Topical antifungal agents for onychomycosis have generally been disappointing. Recent use of oral antifungal agents in selected patients has had encouraging results because of more efficient bioavailability and increased medication adherence.

Evans and colleagues' study results are consistent with those from previous studies. However, the following points must be noted. First, standard measures of liver and kidney function and anaemia must be carefully monitored with the co-administration of most currently approved oral agents. Specifically, multiple results on liver function tests that are elevated, regardless of other haematological parameters, may necessitate that the drugs be withheld (1).

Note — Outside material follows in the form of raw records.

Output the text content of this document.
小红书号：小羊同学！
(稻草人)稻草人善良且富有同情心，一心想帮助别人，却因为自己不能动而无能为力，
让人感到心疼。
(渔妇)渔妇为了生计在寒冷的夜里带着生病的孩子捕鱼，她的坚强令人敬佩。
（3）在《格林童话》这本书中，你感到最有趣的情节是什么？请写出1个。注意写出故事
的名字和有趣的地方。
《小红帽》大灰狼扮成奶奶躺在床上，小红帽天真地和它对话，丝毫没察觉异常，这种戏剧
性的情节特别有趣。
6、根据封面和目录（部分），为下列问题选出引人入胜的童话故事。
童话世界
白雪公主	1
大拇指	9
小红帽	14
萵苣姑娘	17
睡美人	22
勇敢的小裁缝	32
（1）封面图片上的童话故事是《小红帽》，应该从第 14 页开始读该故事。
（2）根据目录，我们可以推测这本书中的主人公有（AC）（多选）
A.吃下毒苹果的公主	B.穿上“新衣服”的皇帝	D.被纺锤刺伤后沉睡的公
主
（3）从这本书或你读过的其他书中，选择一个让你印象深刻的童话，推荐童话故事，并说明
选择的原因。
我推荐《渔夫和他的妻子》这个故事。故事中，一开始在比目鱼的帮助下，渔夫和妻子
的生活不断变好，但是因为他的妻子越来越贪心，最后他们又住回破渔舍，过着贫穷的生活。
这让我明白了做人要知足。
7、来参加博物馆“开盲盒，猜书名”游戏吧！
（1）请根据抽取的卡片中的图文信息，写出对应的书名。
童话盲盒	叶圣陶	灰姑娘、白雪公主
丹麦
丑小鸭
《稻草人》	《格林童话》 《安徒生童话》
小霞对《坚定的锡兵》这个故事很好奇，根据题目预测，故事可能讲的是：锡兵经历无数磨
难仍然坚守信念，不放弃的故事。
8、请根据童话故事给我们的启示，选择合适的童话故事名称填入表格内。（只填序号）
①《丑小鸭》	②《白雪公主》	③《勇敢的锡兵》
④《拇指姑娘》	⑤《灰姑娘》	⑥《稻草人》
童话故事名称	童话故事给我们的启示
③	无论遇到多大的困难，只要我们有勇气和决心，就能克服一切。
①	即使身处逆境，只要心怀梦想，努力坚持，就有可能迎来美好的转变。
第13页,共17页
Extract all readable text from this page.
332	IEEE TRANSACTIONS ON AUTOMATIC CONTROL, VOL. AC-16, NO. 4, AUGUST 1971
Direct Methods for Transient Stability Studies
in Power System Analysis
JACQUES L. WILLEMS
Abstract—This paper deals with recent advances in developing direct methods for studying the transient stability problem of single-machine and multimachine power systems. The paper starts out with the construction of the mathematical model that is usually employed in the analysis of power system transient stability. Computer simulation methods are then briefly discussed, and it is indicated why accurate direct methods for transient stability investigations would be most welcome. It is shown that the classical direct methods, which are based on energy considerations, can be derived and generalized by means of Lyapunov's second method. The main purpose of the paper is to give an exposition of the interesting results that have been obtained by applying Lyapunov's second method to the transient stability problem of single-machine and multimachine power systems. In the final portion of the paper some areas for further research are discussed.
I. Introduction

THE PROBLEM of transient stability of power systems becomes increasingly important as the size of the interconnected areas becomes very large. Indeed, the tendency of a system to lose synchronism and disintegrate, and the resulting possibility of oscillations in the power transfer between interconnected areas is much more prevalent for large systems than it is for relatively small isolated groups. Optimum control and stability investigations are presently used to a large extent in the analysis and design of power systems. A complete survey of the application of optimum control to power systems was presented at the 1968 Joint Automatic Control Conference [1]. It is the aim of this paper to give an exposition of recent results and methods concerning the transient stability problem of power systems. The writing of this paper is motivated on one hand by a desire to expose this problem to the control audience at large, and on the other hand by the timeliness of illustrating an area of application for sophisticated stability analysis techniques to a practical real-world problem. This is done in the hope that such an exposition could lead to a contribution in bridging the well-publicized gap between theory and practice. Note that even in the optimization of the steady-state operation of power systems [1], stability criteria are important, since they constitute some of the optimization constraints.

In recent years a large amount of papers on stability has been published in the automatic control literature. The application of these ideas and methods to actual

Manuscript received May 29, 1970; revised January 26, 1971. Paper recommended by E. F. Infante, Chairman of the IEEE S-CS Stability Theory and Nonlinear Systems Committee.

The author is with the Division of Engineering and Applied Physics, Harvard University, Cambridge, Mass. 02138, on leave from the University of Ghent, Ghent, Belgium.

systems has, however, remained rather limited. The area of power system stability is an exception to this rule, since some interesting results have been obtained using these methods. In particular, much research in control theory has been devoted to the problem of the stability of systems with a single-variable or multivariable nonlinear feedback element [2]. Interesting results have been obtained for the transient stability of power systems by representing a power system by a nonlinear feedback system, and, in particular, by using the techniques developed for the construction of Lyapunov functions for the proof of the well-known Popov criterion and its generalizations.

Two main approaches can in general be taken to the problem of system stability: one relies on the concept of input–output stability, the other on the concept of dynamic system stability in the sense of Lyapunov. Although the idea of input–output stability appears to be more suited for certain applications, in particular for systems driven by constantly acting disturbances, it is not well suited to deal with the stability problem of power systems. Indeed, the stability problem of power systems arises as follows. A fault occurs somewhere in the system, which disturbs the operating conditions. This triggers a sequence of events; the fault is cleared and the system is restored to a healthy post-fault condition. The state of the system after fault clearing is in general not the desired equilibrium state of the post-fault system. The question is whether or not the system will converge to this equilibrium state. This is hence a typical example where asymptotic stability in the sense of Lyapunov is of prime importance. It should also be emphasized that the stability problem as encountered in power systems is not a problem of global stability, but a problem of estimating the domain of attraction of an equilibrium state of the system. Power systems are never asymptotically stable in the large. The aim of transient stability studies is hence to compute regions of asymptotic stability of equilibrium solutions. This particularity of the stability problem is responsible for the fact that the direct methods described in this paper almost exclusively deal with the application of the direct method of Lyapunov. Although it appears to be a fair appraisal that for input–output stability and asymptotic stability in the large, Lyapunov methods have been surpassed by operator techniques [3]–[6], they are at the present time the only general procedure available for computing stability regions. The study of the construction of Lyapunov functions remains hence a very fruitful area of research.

Second, onychomycosis can result from yeast, saprophytic species, or other mycoses, as well as dermatophytes. The agents used in this study have had variable success at eradicating many infective species.

Third, the appearance of fungal nails is highly variable. Therefore, a clinical cure, which was one of the outcomes used in this study, is hard to define.

Fourth, the potential for synergistic drug interactions resulting in adverse effects on the liver or changed plasma levels of other drugs is a substantial problem with the use of most antifungal agents. Anticoagulants, other prescription drugs, and many non-prescription drugs may interact with these agents.

Finally, the literature shows that terbinafine is the least costly and most effective drug for treating onychomycosis (2), and this study provides further evidence for its use.

Allan S. Goldberg, DPM

St. John's Episcopal Hospital

Far Rockaway, New York, USA


1. Hay RJ. J Am Acad Dermatol. 1993;29: S50-4.

2. Angello JT, Voytovich RM, Jan SA. Am J Manag Care. 1997;3:443-50.